Frequencies and Offsets

Code Description Code Description
D Calendar day BD Business day
W Weekly
M Month end BM Business month end
Q Quarter end BQ Business quarter end
A Year end BA Business year end
H Hours BH Business hours
T Minutes
S Seconds
L Milliseconds
U Microseconds
N nanoseconds

Frequencies and Offsets (Continued)

  • The S suffix will change and end to a start

    Code Description Code Description
    MS Month start BMS Business month start
    QS Quarter start BQS Business quarter start
    AS Year start BAS Business year start

  • The month used to mark a quarterly or annual can be changed with a three-letter month sequence

    • Q-JAN, BQ-FEB, QS-MAR, BQS-APR, etc.
    • A-JAN, BA-FEB, QA-MAR, BQA-APR, etc.

  • The split-point of a weekly frequency can be modified with a three-letter weekday code

    • W-SUN, W-MON, etc

Frequencies and Offsets Examples

  • Frequency of 2 hours and 30 minutes

    >>> pd.timedelta_range(0, periods=9, freq='2H30T')
TimedeltaIndex(['00:00:00', '02:30:00', '05:00:00', '07:30:00', '10:00:00',
                '12:30:00', '15:00:00', '17:30:00', '20:00:00'],
               dtype='timedelta64[ns]', freq='150T')

  • Business day offsets

    >>> pd.date_range('2020-11-13', periods=5, freq=BDay())
DatetimeIndex(['2020-11-13', '2020-11-16', '2020-11-17', '2020-11-18',
               '2020-11-19'],
              dtype='datetime64[ns]', freq='B')
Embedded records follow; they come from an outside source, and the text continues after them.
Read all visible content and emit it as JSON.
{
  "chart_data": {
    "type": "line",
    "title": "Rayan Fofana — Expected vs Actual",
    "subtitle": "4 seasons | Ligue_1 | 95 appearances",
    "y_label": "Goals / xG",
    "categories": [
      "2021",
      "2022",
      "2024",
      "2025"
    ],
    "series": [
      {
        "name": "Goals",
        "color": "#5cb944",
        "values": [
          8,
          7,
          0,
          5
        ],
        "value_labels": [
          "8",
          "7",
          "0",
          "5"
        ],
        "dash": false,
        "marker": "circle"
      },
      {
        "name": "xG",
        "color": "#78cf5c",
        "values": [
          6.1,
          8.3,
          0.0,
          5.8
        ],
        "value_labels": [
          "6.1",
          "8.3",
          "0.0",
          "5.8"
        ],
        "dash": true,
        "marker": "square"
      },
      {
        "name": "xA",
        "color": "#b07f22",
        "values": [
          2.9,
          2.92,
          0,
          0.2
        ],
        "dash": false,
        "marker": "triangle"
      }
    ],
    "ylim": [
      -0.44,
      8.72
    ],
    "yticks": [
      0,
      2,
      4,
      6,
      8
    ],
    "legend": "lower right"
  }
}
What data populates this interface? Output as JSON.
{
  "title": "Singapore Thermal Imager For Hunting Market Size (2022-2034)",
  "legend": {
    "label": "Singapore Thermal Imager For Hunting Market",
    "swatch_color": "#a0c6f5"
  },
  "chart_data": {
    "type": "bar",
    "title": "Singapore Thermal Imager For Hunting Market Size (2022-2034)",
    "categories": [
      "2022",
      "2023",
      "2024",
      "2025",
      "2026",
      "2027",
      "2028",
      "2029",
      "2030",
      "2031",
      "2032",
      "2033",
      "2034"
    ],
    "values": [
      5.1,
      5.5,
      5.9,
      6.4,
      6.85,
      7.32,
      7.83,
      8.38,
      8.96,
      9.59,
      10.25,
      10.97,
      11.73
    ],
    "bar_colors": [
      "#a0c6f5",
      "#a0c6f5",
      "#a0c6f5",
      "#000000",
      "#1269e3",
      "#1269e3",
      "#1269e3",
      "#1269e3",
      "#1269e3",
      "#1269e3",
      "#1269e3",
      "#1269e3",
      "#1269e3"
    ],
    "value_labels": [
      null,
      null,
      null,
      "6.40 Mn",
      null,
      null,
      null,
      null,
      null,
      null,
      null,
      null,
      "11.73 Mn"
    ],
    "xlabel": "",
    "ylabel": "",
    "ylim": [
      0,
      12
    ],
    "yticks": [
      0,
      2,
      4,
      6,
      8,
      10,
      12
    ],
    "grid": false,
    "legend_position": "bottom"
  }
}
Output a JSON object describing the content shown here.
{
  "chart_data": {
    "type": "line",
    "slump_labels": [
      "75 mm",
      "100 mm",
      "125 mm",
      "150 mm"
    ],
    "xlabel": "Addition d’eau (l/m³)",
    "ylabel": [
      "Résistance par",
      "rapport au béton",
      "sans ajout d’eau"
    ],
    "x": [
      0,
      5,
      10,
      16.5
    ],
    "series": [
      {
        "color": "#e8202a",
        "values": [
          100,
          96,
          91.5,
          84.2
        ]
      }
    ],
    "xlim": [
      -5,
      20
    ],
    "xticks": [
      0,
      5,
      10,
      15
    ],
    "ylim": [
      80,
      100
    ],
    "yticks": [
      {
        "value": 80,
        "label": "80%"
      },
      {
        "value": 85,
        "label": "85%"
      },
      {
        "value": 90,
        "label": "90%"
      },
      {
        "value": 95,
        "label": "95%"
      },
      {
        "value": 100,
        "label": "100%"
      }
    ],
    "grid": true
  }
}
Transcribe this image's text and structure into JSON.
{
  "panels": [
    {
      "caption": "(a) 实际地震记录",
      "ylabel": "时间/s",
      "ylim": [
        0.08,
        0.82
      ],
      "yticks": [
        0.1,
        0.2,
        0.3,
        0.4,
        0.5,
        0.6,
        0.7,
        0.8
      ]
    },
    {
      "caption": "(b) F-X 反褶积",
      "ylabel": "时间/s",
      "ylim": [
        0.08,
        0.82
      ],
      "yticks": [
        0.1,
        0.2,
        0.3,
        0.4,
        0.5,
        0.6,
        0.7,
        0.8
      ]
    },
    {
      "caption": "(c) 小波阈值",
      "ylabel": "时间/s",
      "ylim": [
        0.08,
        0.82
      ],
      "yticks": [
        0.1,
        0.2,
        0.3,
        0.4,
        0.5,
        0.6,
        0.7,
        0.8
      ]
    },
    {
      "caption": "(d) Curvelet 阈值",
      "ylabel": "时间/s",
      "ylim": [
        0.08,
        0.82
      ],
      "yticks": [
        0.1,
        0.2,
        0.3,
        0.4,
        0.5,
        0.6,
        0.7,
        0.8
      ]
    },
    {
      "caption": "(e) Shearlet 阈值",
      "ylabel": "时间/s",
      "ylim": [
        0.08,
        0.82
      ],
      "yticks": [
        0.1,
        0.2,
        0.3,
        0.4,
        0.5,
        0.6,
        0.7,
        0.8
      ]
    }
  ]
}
Resampling, Shifting, and Windowing

  • Time series data can be resampled at a higher or lower frequency
    • resample: data aggregation
    • asfreq: data selection
  • Shifting data in time
    • shift: shifts the data
    • tshift: shifts the index
  • Rolling statistics are similar to the groupby operation on windows of time series data
    • rolling